Freestanding implementation
You have an interesting decision to make. As your class can be implicitly constructed from a MyStruct2, a free-standing / non-member bool operator==(const MyStruct2& lhs, const MyStruct2& rhs) function would support...
my_MyStruct2 == my_MyStruct1
...by first creating a temporary MyStruct1 from my_myStruct2, then doing the comparison. This would definitely leave MyStruct1::an_int set to the constructor's default parameter value of -1. Depending on whether you include an_int comparison in the implementation of your operator==, a MyStruct1 might or might not compare equal to a MyStruct2 that itself compares equal to the MyStruct1's my_struct_2 member! Further, creating a temporary MyStruct1 can be a very inefficient operation, as it involves copying the existing my_struct2 member to a temporary, only to throw it away after the comparison. (Of course, you could prevent this implicit construction of MyStruct1s for comparison by making that constructor explicit or removing the default value for an_int.)
Member implementation
If you want to avoid implicit construction of a MyStruct1 from a MyStruct2, make the comparison operator a member function:
struct MyStruct1
{
...
bool operator==(const MyStruct1& rhs) const
{
return tie() == rhs.tie(); // or another approach as above
}
};
Note the const keyword - only needed for the member implementation - advises the compiler that comparing objects doesn't modify them, so can be allowed on const objects.
Comparing the visible representations
Sometimes the easiest way to get the kind of comparison you want can be...
return lhs.to_string() == rhs.to_string();
...which is often very expensive too - those strings painfully created just to be thrown away! For types with floating point values, comparing visible representations means the number of displayed digits determines the tolerance within which nearly-equal values are treated as equal during comparison.
You need to explicitly define operator == for MyStruct1.
struct MyStruct1 {
bool operator == (const MyStruct1 &rhs) const
{ /* your logic for comparision between "*this" and "rhs" */ }
};
Now the == comparison is legal for 2 such objects.
Starting in C++20, it should be possible to add a full set of default comparison operators (==, <=, etc.) to a class by declaring a default three-way comparison operator ("spaceship" operator), like this:
struct Point {
int x;
int y;
auto operator<=>(const Point&) const = default;
};
With a compliant C++20 compiler, adding that line to MyStruct1 and MyStruct2 may be enough to allow equality comparisons, assuming the definition of MyStruct2 is compatible.
By default structs do not have a == operator. You'll have to write your own implementation:
bool MyStruct1::operator==(const MyStruct1 &other) const {
... // Compare the values, and return a bool result.
}
Comparison doesn't work on structs in C or C++. Compare by fields instead.
Out of the box, the == operator only works for primitives. To get your code to work, you need to overload the == operator for your struct.
Because you did not write a comparison operator for your struct. The compiler does not generate it for you, so if you want comparison, you have to write it yourself.

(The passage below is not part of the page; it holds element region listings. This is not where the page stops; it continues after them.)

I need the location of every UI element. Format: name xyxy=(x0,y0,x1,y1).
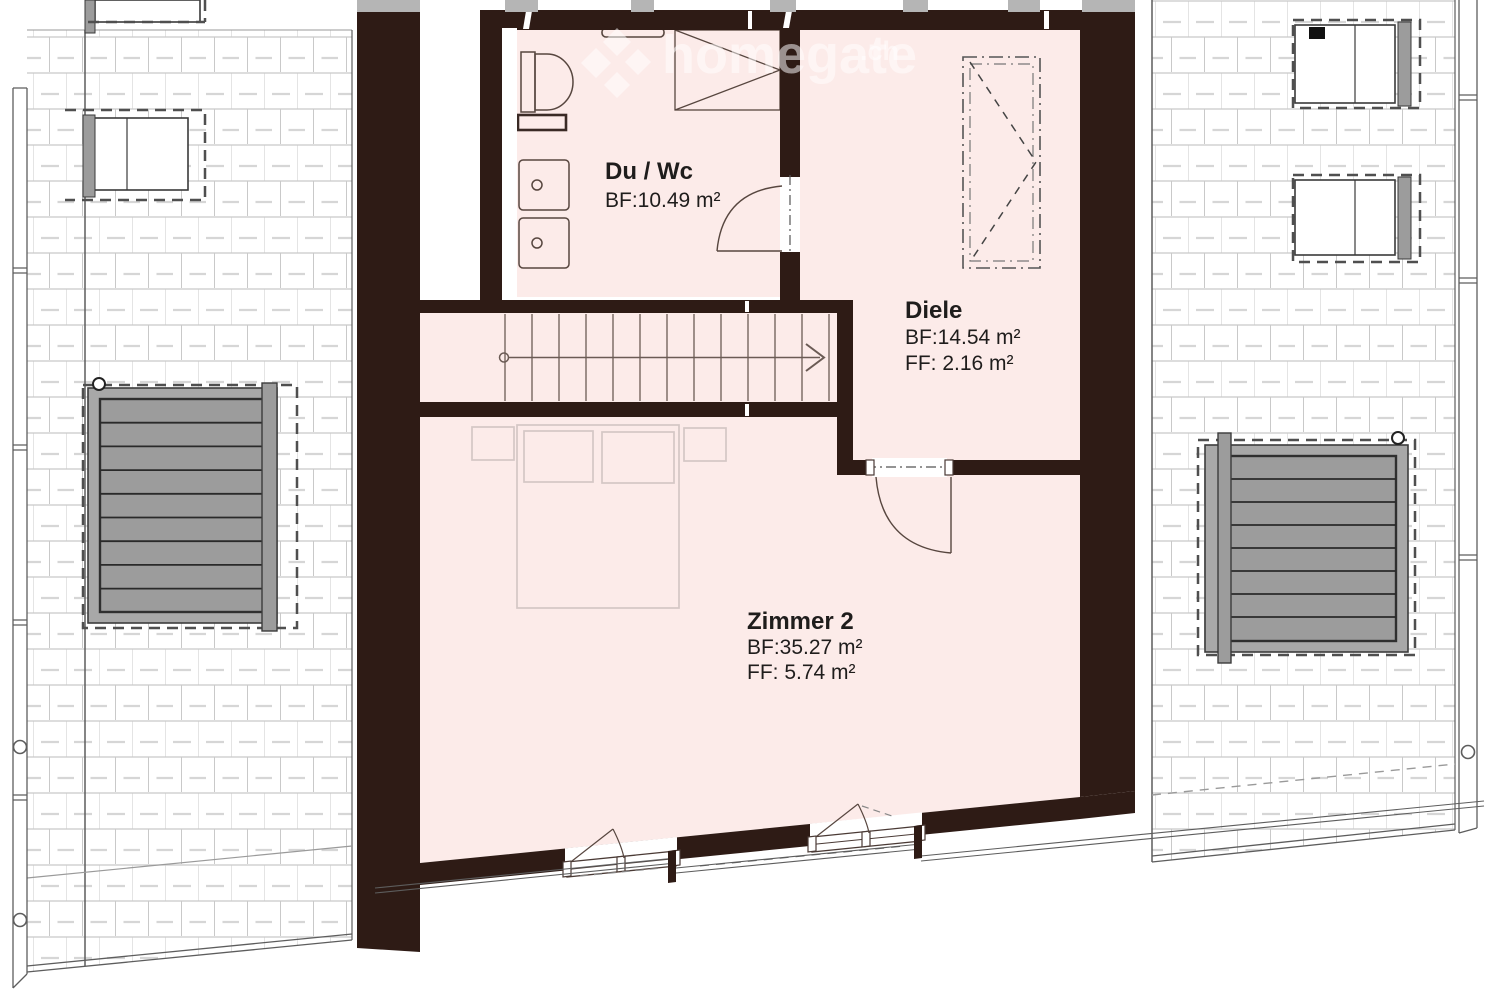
watermark-tld: .ch xyxy=(860,36,899,66)
room-zimmer2-area-bf: BF:35.27 m² xyxy=(747,636,863,659)
room-diele-name: Diele xyxy=(905,297,962,324)
room-zimmer2-area-ff: FF: 5.74 m² xyxy=(747,661,856,684)
skylight-left xyxy=(65,110,205,200)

Sometimes I have structs such as this --
struct aggregate1 {
std::string name;
std::vector<ValueT> options;
size_t foobar;
// ...
};
-- where (in)equality is simply defined as (in)equality of all members: lhs_name == rhs_name && lhs_options == rhs_options && lhs_foobar == rhs_foobar.
What's the "best" way to implement this? (Best as in: (Runtime-)Efficiency, Maintainability, Readability)
operator== in terms of operator!=
operator!= in terms of operator==
Separate implementations for == and !=
As member or as free functions?
Note that this question is only about the (in)equality ops, as comparison (<, <=, ...) doesn't make too much sense for such aggregates.
I would do this but maybe move operator== definition to cpp file. Leave operator!= to be inline
Remember to compare member variables that are most likely to differ first so the rest are short-circuited and performance is better.
struct aggregate1 {
bool operator==(const aggregate1& rhs) const
{
return (name == rhs.name)
&& (options == rhs.options)
&& (foobar == rhs.foobar);
}
bool operator!=(const aggregate1& rhs) const
{
return !operator==(rhs);
}
std::string name;
std::vector<ValueT> options;
size_t foobar;
// ...
};
Member or free function is a matter of taste, and writing separate implementations of == and != seems to me boring, error-prone (you may forget a member in just one of the two operators, and it will take time to notice) without adding anything in terms of efficiency (calling the other operator and applying ! has a negligible cost).
The decision is restricted to "is it better to implement operator== in terms of operator!= or the contrary?
In my opinion, in terms of maintainability/readability/efficiency it's the same; I'd only recommend to do it in the same way everywhere for the sake of consistency. The only case where you'd want to prefer to use one or the other as the "base operator" is when you know that, in the types contained in your structure, that operator is faster than its negation, but I don't know when this could happen.
In C++20, implementing equality and inequality operators can be as simple as declaring operator== as default:
struct S {
int x;
// ...
// As member function
bool operator==(S const &) const = default;
// As non-member function (hidden friend)
// friend bool operator==(S const &, S const &) = default;
};
If only operator== is provided, a!=b is interpreted as !(a==b) according to overload resolution, so there is no need for providing an explicit overload for operator!=.
I would argue that defaulting operator== as a hidden friend is preferable because it works with reference-wrapped objects:
S s;
auto rs{std::ref(s)};
rs==rs; // OK for hidden friend; ill-formed if declared as member function
In this example, operator== is not defined for std::reference_wrapper<S>, but argument-dependent lookup (ADL) can select the hidden friend with operands implicitly-converted to S const &. Notice, however, that ::operator==(rs,rs) will only work if operator== is defined as a free function because ADL is not triggered for qualified names.
IMHO, implement as friends and implement the operator== (some STL algorithms will rely on this for example) and the operator!= should be implemented as the negation of the equals operator.
(-: Self answer :-)
I would like to highlight one aspect of aggregates WRT efficiency:
The order of evaluation of op== and op!= is irrelevant for (average) performance.
Assuming separate implementations for now and given the two extremes (a-eq) all subelements equal and (b-neq) all subelements inequal, we have these cases:
(a-eq) + operator== : Needs to compare all sub elements to return true
(a-eq) + operator!= : Needs to compare all sub elements to return false
(b-neq) + operator== : Returns false after 1st sub element is determined inequal
(b-neq) + operator!= : Returns true after 1st sub element is determined inequal
Since performance on average is the same either way it seems -- at least to me -- more natural to implement op!= in terms of op==, as it feels more natural to me to implement the equality op.